А в этом окне — мягкий, приглушенный свет. Здесь, мне кажется, пожилая чета отдыхает от дневных забот. Они сидят рядышком на диване, вспоминают события прожитого дня, смотрят любимый сериал, ждут новостную передачу. Им хорошо вдвоем, дети выросли, внуков пока нет. Но все еще впереди. Пусть сбудутся все ваши желания. А это окно какое-то тревожное. Мечутся тени, силуэты. Что-то случилось. У подъезда стоит «Скорая». Понятна тревога. Но помощь рядом. Пусть уйдет болезнь; здоровья тем, кто живет за этими стеклами.
Я спускаюсь в метро. В вагоне нет толчеи, места почти все заняты. Не час пик. Я разглядываю тех, кто едет вместе со мною. Вот две молодые пары: два парня, две девушки. Хорошо, по-спортивному «упакованы»: фирменная спортивная одежда, в руках — ракетки в чехлах. Едут на тренировку. Занимаются модным сейчас видом — теннисом. Весело общаются друг с другом, на других посматривают свысока.
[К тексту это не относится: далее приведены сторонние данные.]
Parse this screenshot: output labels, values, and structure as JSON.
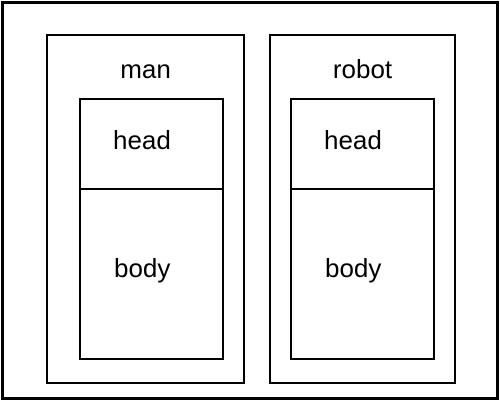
{
  "columns": [
    {
      "title": "man",
      "parts": [
        "head",
        "body"
      ]
    },
    {
      "title": "robot",
      "parts": [
        "head",
        "body"
      ]
    }
  ]
}
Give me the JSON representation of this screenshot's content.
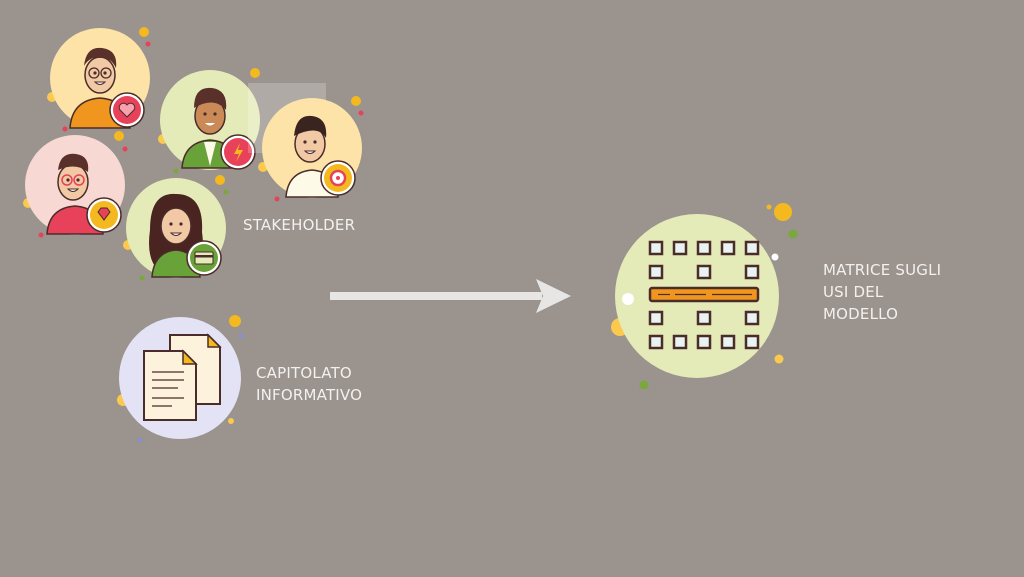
{
  "labels": {
    "stakeholder": "STAKEHOLDER",
    "capitolato": [
      "CAPITOLATO",
      "INFORMATIVO"
    ],
    "matrice": [
      "MATRICE SUGLI",
      "USI DEL",
      "MODELLO"
    ]
  },
  "colors": {
    "background": "#9a938e",
    "yellow_pale": "#fde3a7",
    "green_pale": "#e4ebb8",
    "pink_pale": "#f7d8d3",
    "lavender": "#e4e3f5",
    "accent_orange": "#f0961e",
    "arrow": "#e8e6e4"
  },
  "icons": [
    "heart-badge-icon",
    "lightning-badge-icon",
    "target-badge-icon",
    "diamond-badge-icon",
    "card-badge-icon",
    "documents-icon",
    "matrix-grid-icon",
    "arrow-right-icon"
  ]
}
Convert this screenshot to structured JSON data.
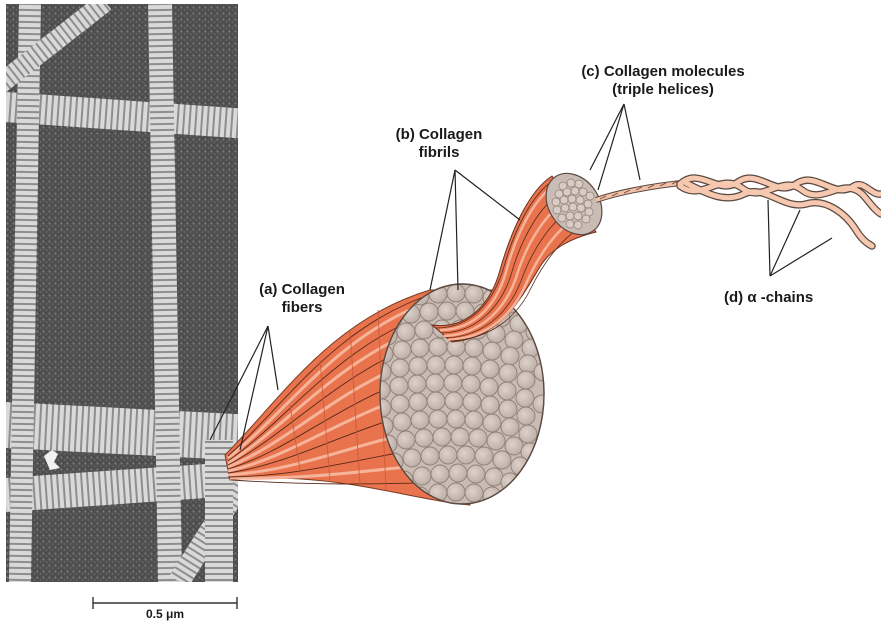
{
  "labels": {
    "fibers": {
      "line1": "(a) Collagen",
      "line2": "fibers"
    },
    "fibrils": {
      "line1": "(b) Collagen",
      "line2": "fibrils"
    },
    "molecules": {
      "line1": "(c) Collagen molecules",
      "line2": "(triple helices)"
    },
    "chains": {
      "text": "(d) α -chains"
    }
  },
  "scale_bar": {
    "label": "0.5 μm"
  },
  "colors": {
    "fiber_outer": "#e8734d",
    "fiber_light": "#f6b49a",
    "fibril_face": "#c9bcb4",
    "fibril_edge": "#8f7f77",
    "micrograph_bg": "#5c5c5c",
    "micrograph_fiber": "#d8d8d8"
  }
}
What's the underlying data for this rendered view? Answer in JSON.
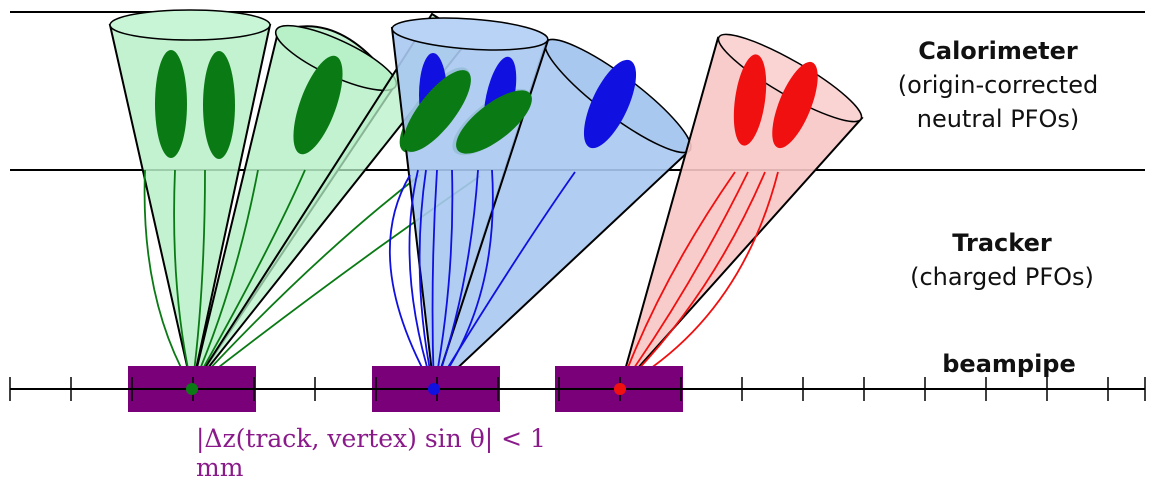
{
  "labels": {
    "calorimeter": "Calorimeter",
    "calorimeter_sub1": "(origin-corrected",
    "calorimeter_sub2": "neutral PFOs)",
    "tracker": "Tracker",
    "tracker_sub": "(charged PFOs)",
    "beampipe": "beampipe",
    "condition": "|Δz(track, vertex) sin θ| < 1 mm"
  },
  "colors": {
    "green_fill": "#b8f0c8",
    "green_dark": "#0a7a14",
    "blue_fill": "#a9c8f0",
    "blue_dark": "#1010e0",
    "red_fill": "#f8c6c6",
    "red_dark": "#f01010",
    "vertex_box": "#7a007a",
    "line": "#000000"
  },
  "vertices": [
    {
      "group": "green"
    },
    {
      "group": "blue"
    },
    {
      "group": "red"
    }
  ]
}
А рядом со мной сидит совсем молодая парочка. Как-то даже непривычно слышать: горячо обсуждают, кто написал «Завтрак на траве» — Клод Моне или Эдуард Мане? Так увлечены своей дискуссией, что ничего не видят вокруг. А на них с большой укоризной, с намеком во взоре смотрит огромных размеров женщина, еще молодая, но уж очень необъятная. Да еще для двух таких же огромных клетчатых баулов никак не может найти место. Очень бесцеремонно потребовала убрать ноги солдатика, который и так забился в уголок за стойкой у самой двери. Солдат беспокойно мнет форменный берет и все с большим беспокойством посматривает на свои простенькие наручные часы. Наконец он обращается к молодому (скорее, молодящемуся) мужчине в яркой футболке и коротких шортах:
— Слышь, Степ, я доеду до «Войковской»?
Мужчина презрительно смотрит на солдата и демонстративно отворачивается. И даже сплюнул, забыв, где он находится. Достал яркий журнал и уткнулся в него носом.
Солдат, переминаясь с ноги на ногу, обращается к одному из молодых спортсменов:
— Степ, скажи, я доеду до «Войковской»?
В ответ — откровенный взрыв смеха всей четверки. Слышна реплика: «Ну и лох!»
Спустя некоторое время, взглянув на часы, солдат осторожно дотронулся своей ногой ноги поклонника живописи. Вопрос тот же:
— Степ, а Степ, мне до «Войковской» надо. Я правильно еду?
Поклонник Клода Моне молча убрал ногу поглубже под сиденье.
Солдат заволновался. Ко мне с вопросом он не обращается. Я же, глядя на этого парня, перенеслась мысленно в ту деревню Курской области, в которой я родилась, училась в школе и куда каждый год приезжаю во время своего отпуска.
Встречаясь со своими ровесниками, я вижу, как быстро они стареют в отличие от молодых и молодящихся граждан, приезжающих в деревню за чистым воздухом и экологически чистыми продуктами. И не знают (или быстро забывают), каким трудом даются эти чистые продукты. И не замечают, что даже чистый воздух не разглаживает глубоких морщин на лицах и руках сельских тружеников. Никто не требует от горожан огромных усилий, только бы относились они к людям села и деревни с бОльшим уважением. И от армии парень не «откосил», отдает гражданский долг Родине. Не виноват он в том, что не видит разницы между живописцами Моне и Мане, не держал в руках ракетку.